In my case the Deere dealer is 1.5 hours from here so I don't use Hy-Gard, I blow an o-ring or break a line often enough to need a local supply so I have been using F, but want something "thinner" for winter use. Clearly, F turns out to still be a decent alternative with synthetics from Amsoil being a better choice. I expect that digging deeper would find that some of the newer synthetic auto fluids (ie Chrysler ATF +4) might be usable too, which is available in all auto parts stores.
Maybe interesting to some, useless to others but I found it more then interesting to actually see the numbers laid out.
Greg
I did a pile of googling and found some numbers for Deere Hy-Gard (both summer and winter, and note they actually expect you to change it for summer and winter!).. I pulled up average numbers for Type F and for a couple of "replacement" oils.
Keep in mind, almost _all_ manufactures say fluids can be mixed safely, including dino and synthetic oils, but in almost all cases, they suggest earlier then normal for your next change.
The numbers that are critical are the viscosity (protection at various tempuratures) and pour point, below which the oil becomes too thick to be pumped. Other numbers lead to longevity, cleaning, filterablity etc. Without clutch packs our biggest concerns is, it must be thick enough to protect gears and seal well, and thin enough to flow easily and quietly under pressure.
The following are 100 degree C, 40 degree C viscosities and then pour point (how cold can it be and still flow)
Hy-Gard Summer J20C
9.5/56/-40
Hy-Gard Winter J20D (lo-vis)
7/32/-55
Type F (average of 3 brands)
7/36/-45
AMSOIL synthetic 5/30 hydraulic
10/58/-47
Petro Canada Duratran synthetic
10/47/-52
AMSOIL Universal Synthetic Transmission oil
6.8/32/-63
As you can see, not many choices if you like J20D for its thinner viscosity, Type F is almost right there and the Amsoil universal is probably an excellent alternative.
If you have a machine with clutches or any other lining (brakes etc) that are wet, more reading would be required. For most of us in this section we only have pressure, gears and bearings (something common to every transmission on earth) so "chatter" etc isn't part of the problem.

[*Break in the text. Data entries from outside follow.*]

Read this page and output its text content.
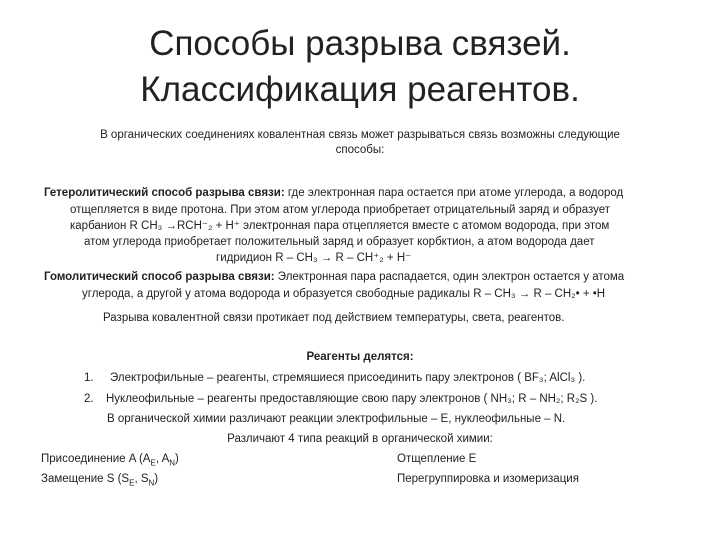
Способы разрыва связей.
Классификация реагентов.
В органических соединениях ковалентная связь может разрываться связь возможны следующие
способы:
Гетеролитический способ разрыва связи: где электронная пара остается при атоме углерода, а водород
отщепляется в виде протона. При этом атом углерода приобретает отрицательный заряд и образует
карбанион R CH₃ →RCH⁻₂ + H⁺ электронная пара отцепляется вместе с атомом водорода, при этом
атом углерода приобретает положительный заряд и образует корбктион, а атом водорода дает
гидридион R – CH₃ → R – CH⁺₂ + H⁻
Гомолитический способ разрыва связи: Электронная пара распадается, один электрон остается у атома
углерода, а другой у атома водорода и образуется свободные радикалы R – CH₃ → R – CH₂• + •H
Разрыва ковалентной связи протикает под действием температуры, света, реагентов.
Реагенты делятся:
1. Электрофильные – реагенты, стремяшиеся присоединить пару электронов ( BF₃; AlCl₃ ).
2. Нуклеофильные – реагенты предоставляющие свою пару электронов ( NH₃; R – NH₂; R₂S ).
В органической химии различают реакции электрофильные – E, нуклеофильные – N.
Различают 4 типа реакций в органической химии:
Присоединение A ($A_E$, $A_N$)	Отщепление Е
Замещение S ($S_E$, $S_N$)	Перегруппировка и изомеризация
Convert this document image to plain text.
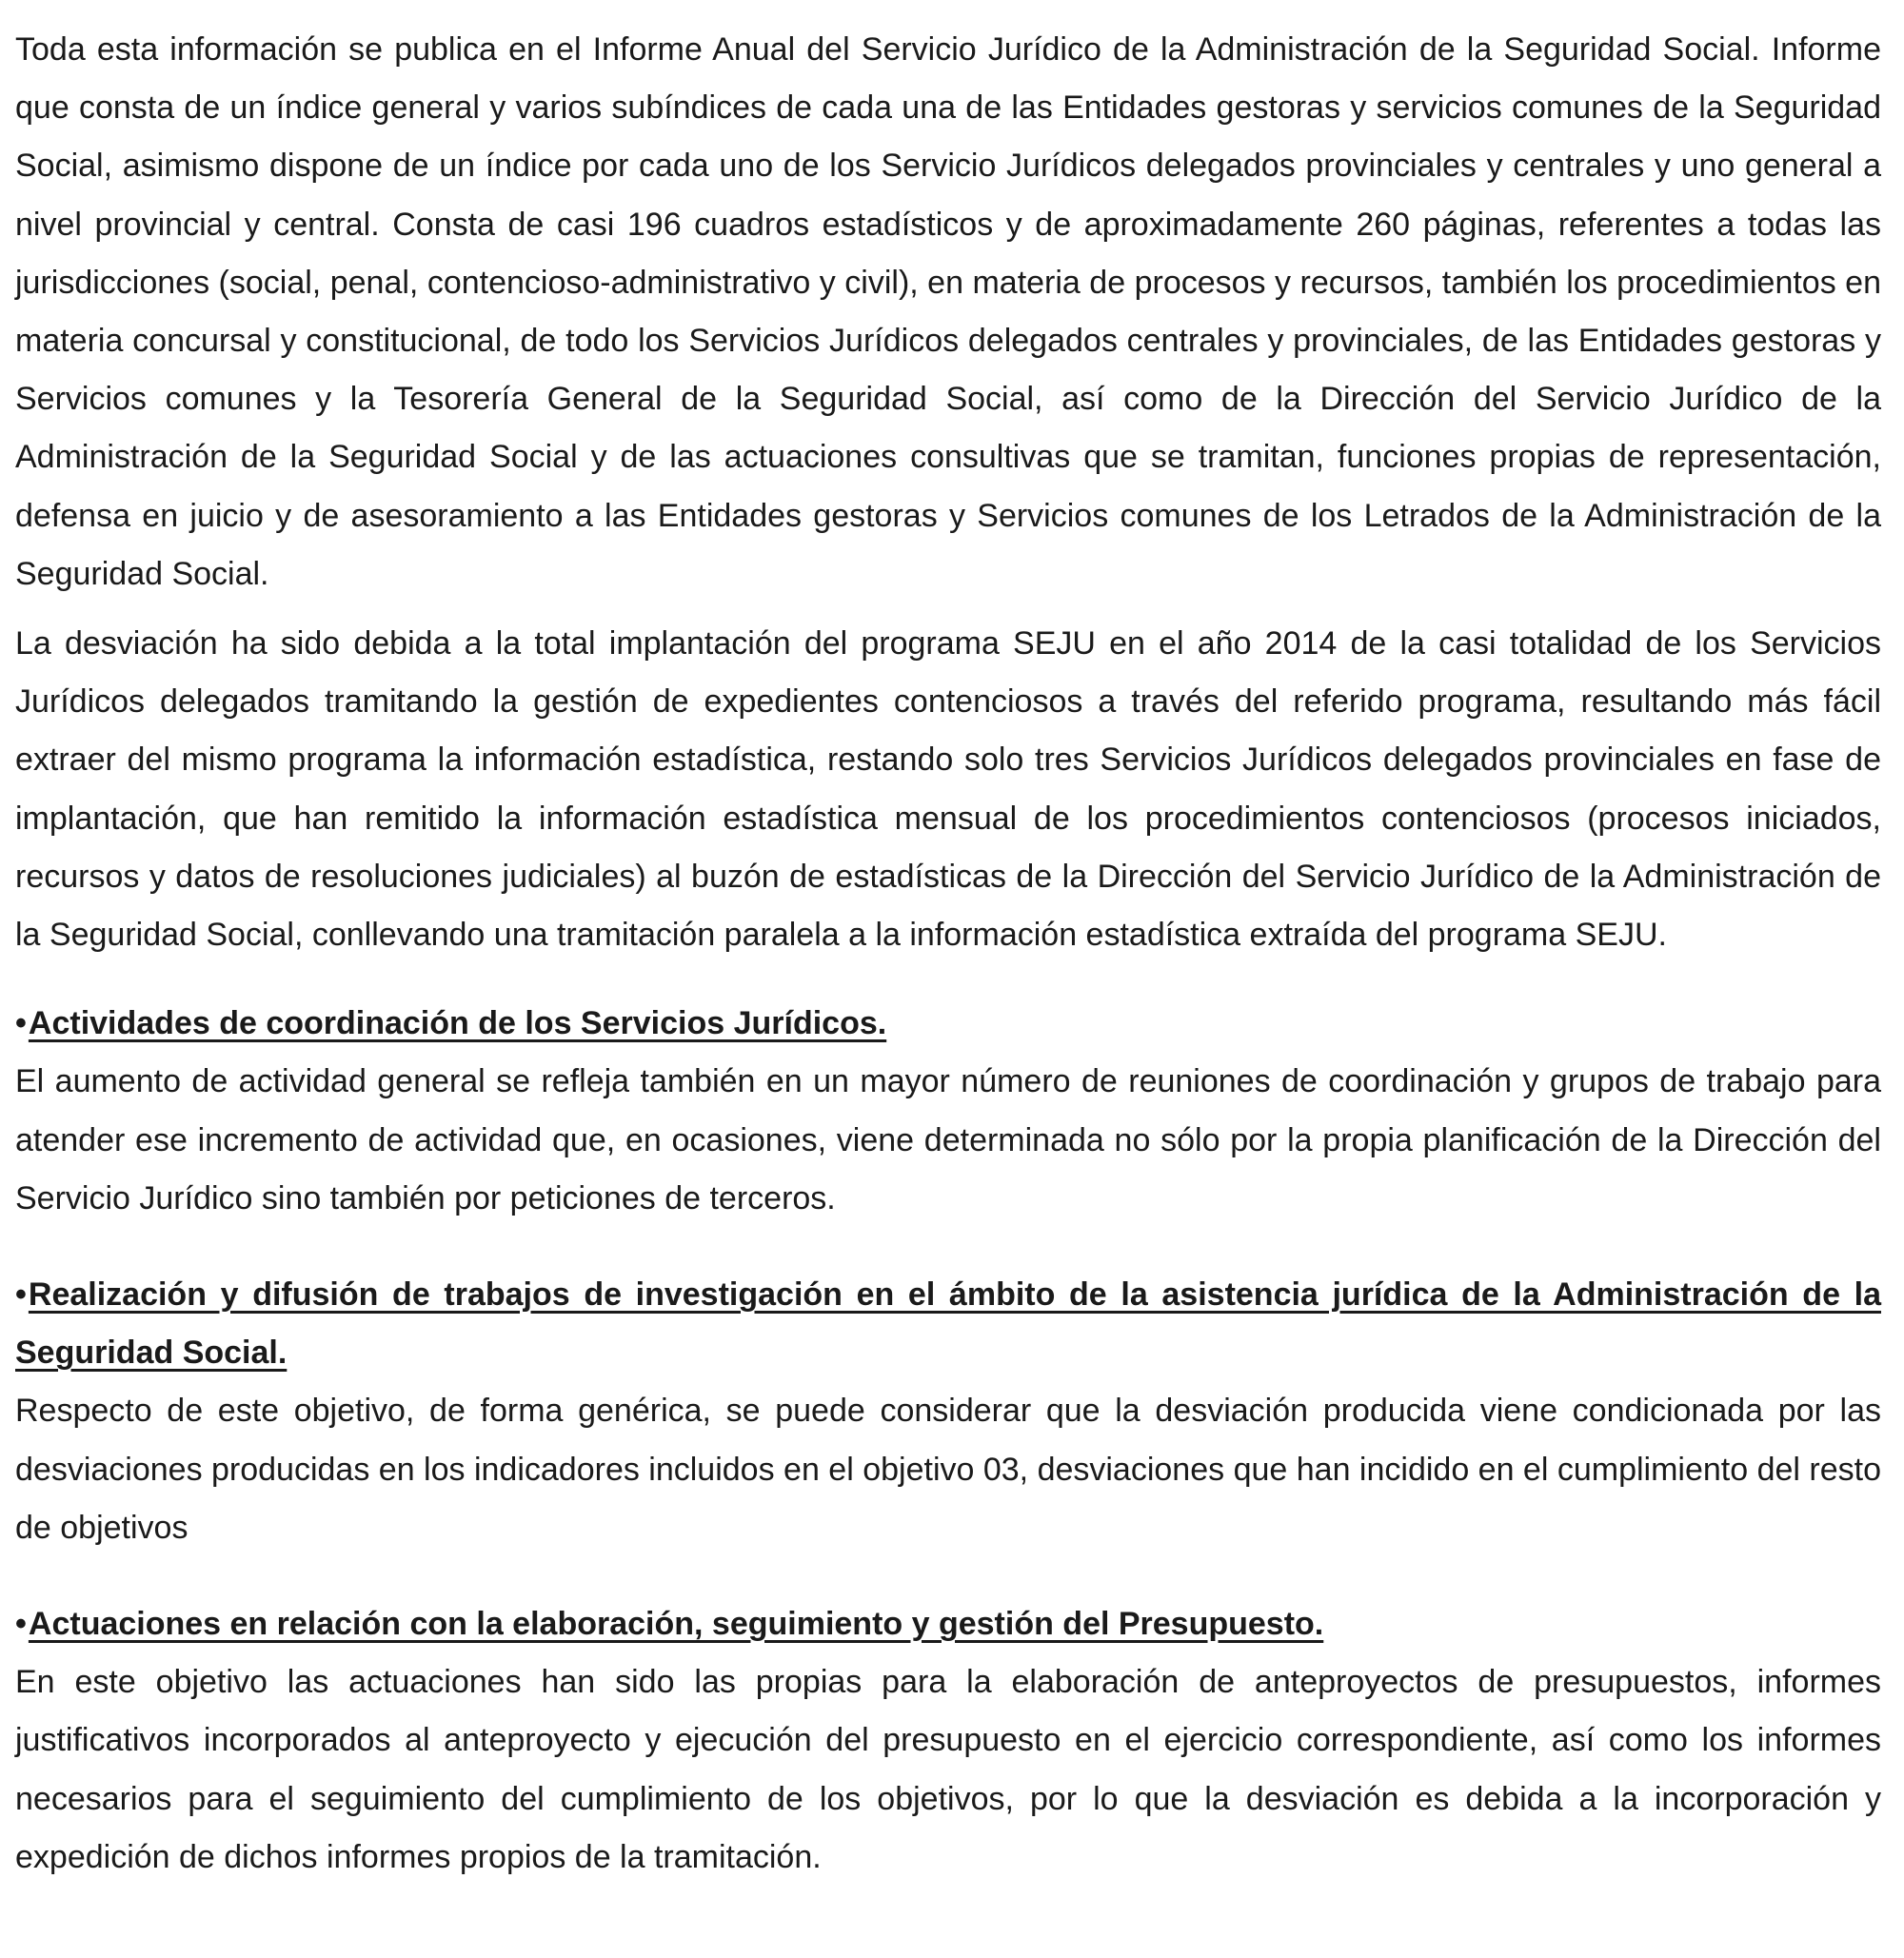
Toda esta información se publica en el Informe Anual del Servicio Jurídico de la Administración de la Seguridad Social. Informe que consta de un índice general y varios subíndices de cada una de las Entidades gestoras y servicios comunes de la Seguridad Social, asimismo dispone de un índice por cada uno de los Servicio Jurídicos delegados provinciales y centrales y uno general a nivel provincial y central. Consta de casi 196 cuadros estadísticos y de aproximadamente 260 páginas, referentes a todas las jurisdicciones (social, penal, contencioso-administrativo y civil), en materia de procesos y recursos, también los procedimientos en materia concursal y constitucional, de todo los Servicios Jurídicos delegados centrales y provinciales, de las Entidades gestoras y Servicios comunes y la Tesorería General de la Seguridad Social, así como de la Dirección del Servicio Jurídico de la Administración de la Seguridad Social y de las actuaciones consultivas que se tramitan, funciones propias de representación, defensa en juicio y de asesoramiento a las Entidades gestoras y Servicios comunes de los Letrados de la Administración de la Seguridad Social.

La desviación ha sido debida a la total implantación del programa SEJU en el año 2014 de la casi totalidad de los Servicios Jurídicos delegados tramitando la gestión de expedientes contenciosos a través del referido programa, resultando más fácil extraer del mismo programa la información estadística, restando solo tres Servicios Jurídicos delegados provinciales en fase de implantación, que han remitido la información estadística mensual de los procedimientos contenciosos (procesos iniciados, recursos y datos de resoluciones judiciales) al buzón de estadísticas de la Dirección del Servicio Jurídico de la Administración de la Seguridad Social, conllevando una tramitación paralela a la información estadística extraída del programa SEJU.

•Actividades de coordinación de los Servicios Jurídicos.

El aumento de actividad general se refleja también en un mayor número de reuniones de coordinación y grupos de trabajo para atender ese incremento de actividad que, en ocasiones, viene determinada no sólo por la propia planificación de la Dirección del Servicio Jurídico sino también por peticiones de terceros.

•Realización y difusión de trabajos de investigación en el ámbito de la asistencia jurídica de la Administración de la Seguridad Social.

Respecto de este objetivo, de forma genérica, se puede considerar que la desviación producida viene condicionada por las desviaciones producidas en los indicadores incluidos en el objetivo 03, desviaciones que han incidido en el cumplimiento del resto de objetivos

•Actuaciones en relación con la elaboración, seguimiento y gestión del Presupuesto.

En este objetivo las actuaciones han sido las propias para la elaboración de anteproyectos de presupuestos, informes justificativos incorporados al anteproyecto y ejecución del presupuesto en el ejercicio correspondiente, así como los informes necesarios para el seguimiento del cumplimiento de los objetivos, por lo que la desviación es debida a la incorporación y expedición de dichos informes propios de la tramitación.
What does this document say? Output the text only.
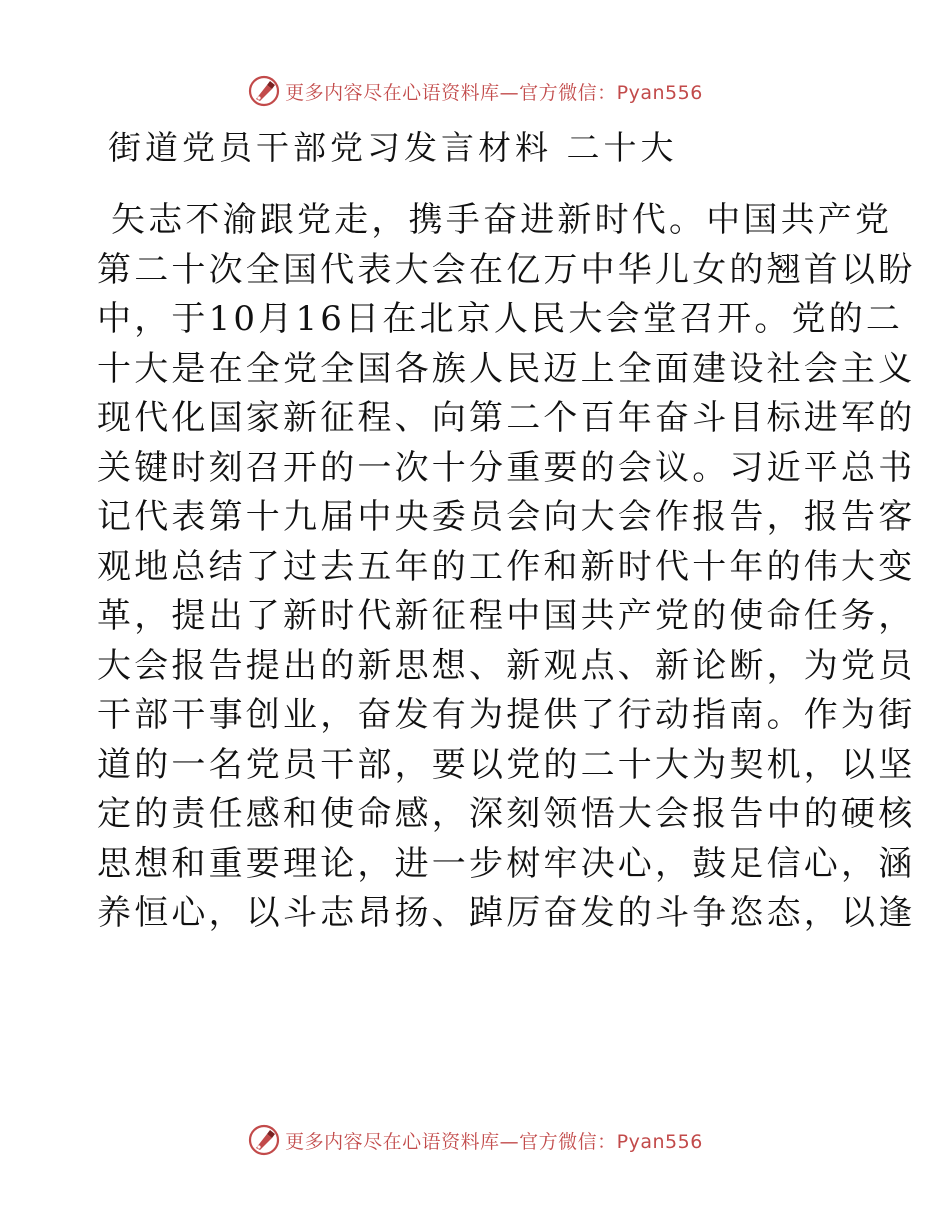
更多内容尽在心语资料库—官方微信：Pyan556
街道党员干部党习发言材料 二十大
矢志不渝跟党走，携手奋进新时代。中国共产党
第二十次全国代表大会在亿万中华儿女的翘首以盼
中，于10月16日在北京人民大会堂召开。党的二
十大是在全党全国各族人民迈上全面建设社会主义
现代化国家新征程、向第二个百年奋斗目标进军的
关键时刻召开的一次十分重要的会议。习近平总书
记代表第十九届中央委员会向大会作报告，报告客
观地总结了过去五年的工作和新时代十年的伟大变
革，提出了新时代新征程中国共产党的使命任务，
大会报告提出的新思想、新观点、新论断，为党员
干部干事创业，奋发有为提供了行动指南。作为街
道的一名党员干部，要以党的二十大为契机，以坚
定的责任感和使命感，深刻领悟大会报告中的硬核
思想和重要理论，进一步树牢决心，鼓足信心，涵
养恒心，以斗志昂扬、踔厉奋发的斗争恣态，以逢
更多内容尽在心语资料库—官方微信：Pyan556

In my case the Deere dealer is 1.5 hours from here so I don't use Hy-Gard, I blow an o-ring or break a line often enough to need a local supply so I have been using F, but want something "thinner" for winter use. Clearly, F turns out to still be a decent alternative with synthetics from Amsoil being a better choice. I expect that digging deeper would find that some of the newer synthetic auto fluids (ie Chrysler ATF +4) might be usable too, which is available in all auto parts stores.
Maybe interesting to some, useless to others but I found it more then interesting to actually see the numbers laid out.